For the time being, however, they seem content to be peaceable within their own borders rather than reach out and take territory from others in large numbers. That said, they will make fierce combatants - the Hive emphasizes reproduction in a way Elvhen do not normally, and while they still suffer from the decreased fertility of most Elvhen, they have proceeded to find a great many ways around that problem, with fertility enhancing drugs, designated breeders who, by genetic chance, are especially fertile, in-vitro, growing inseminated children in vats, and more, all for the greater good of the hivemind - more members of the hivemind means a more powerful hivemind, the psychic force of all those minds together increasing in power.
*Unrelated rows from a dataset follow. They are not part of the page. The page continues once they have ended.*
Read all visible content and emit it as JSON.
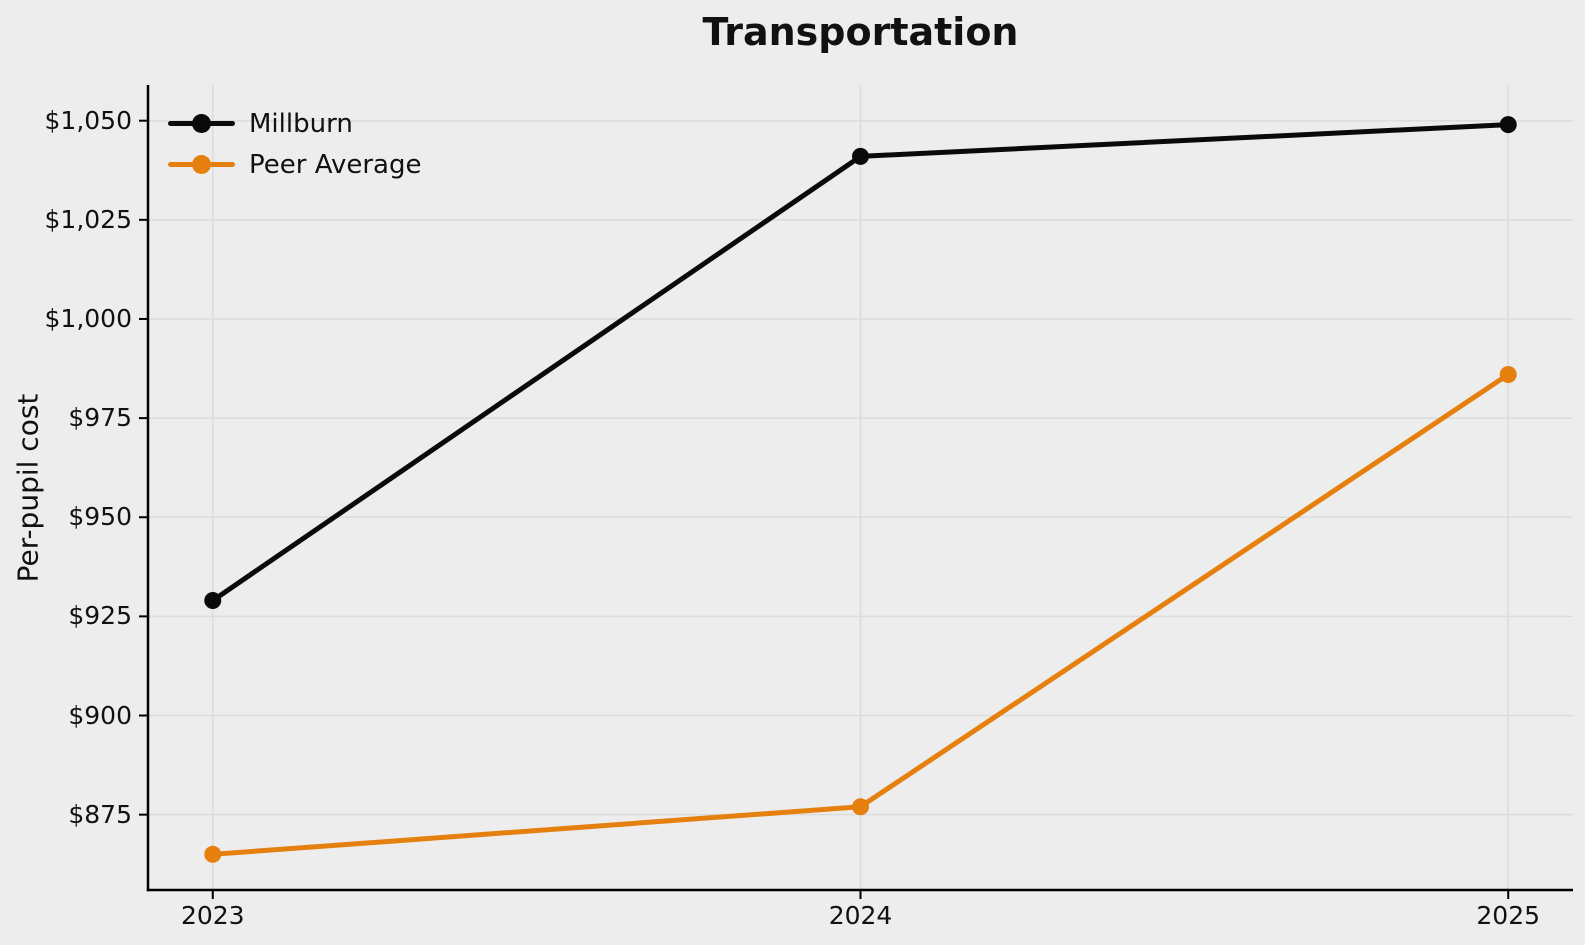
{
  "chart_data": {
    "type": "line",
    "title": "Transportation",
    "ylabel": "Per-pupil cost",
    "xlabel": "",
    "categories": [
      "2023",
      "2024",
      "2025"
    ],
    "x": [
      2023,
      2024,
      2025
    ],
    "series": [
      {
        "name": "Millburn",
        "color": "#0a0a0a",
        "values": [
          929,
          1041,
          1049
        ]
      },
      {
        "name": "Peer Average",
        "color": "#e5800e",
        "values": [
          865,
          877,
          986
        ]
      }
    ],
    "yticks": [
      {
        "value": 875,
        "label": "$875"
      },
      {
        "value": 900,
        "label": "$900"
      },
      {
        "value": 925,
        "label": "$925"
      },
      {
        "value": 950,
        "label": "$950"
      },
      {
        "value": 975,
        "label": "$975"
      },
      {
        "value": 1000,
        "label": "$1,000"
      },
      {
        "value": 1025,
        "label": "$1,025"
      },
      {
        "value": 1050,
        "label": "$1,050"
      }
    ],
    "xlim": [
      2022.9,
      2025.1
    ],
    "ylim": [
      856,
      1059
    ],
    "grid": true,
    "legend_position": "upper-left",
    "marker": "circle",
    "colors": {
      "background": "#ededed",
      "grid": "#dcdcdc",
      "axis": "#000000",
      "text": "#111111"
    }
  }
}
(As a further note, it is suggested that all embassies with the Unity or visits be maintained by non-Psilons, as any Psilon that gets too close to large numbers of Unity Elvhen are prone to headaches or even nosebleeds under the psychic force of their gestalt will)

Unity Culture

There doesn't really appear to be one. No members of the Hivemind seem to require leisure time, and when not sleeping or consuming sustenance, Hivemind members work, work and nothing but. All social needs appear to be met by the psychic gestalt and the cybernetic links. The closest thing to a Unity culture is a regular broadcast of Legaros Voran's writings, read aloud, across all Unity Hive-settlements.

IIS Recommendation

Containment - extermination appears to be unnecessary for now, if they can be held at bay. If a way to un-link their hivemind can be found, then it should be deployed, but there is no pressing need at this time to slate them for extermination, and conquest would be impossible or at least highly impractical. Subjugating them is possible as a containment strategy.

If nothing else, they represent an interesting ongoing experiment about the limits of the consciousness of the Children of Earth.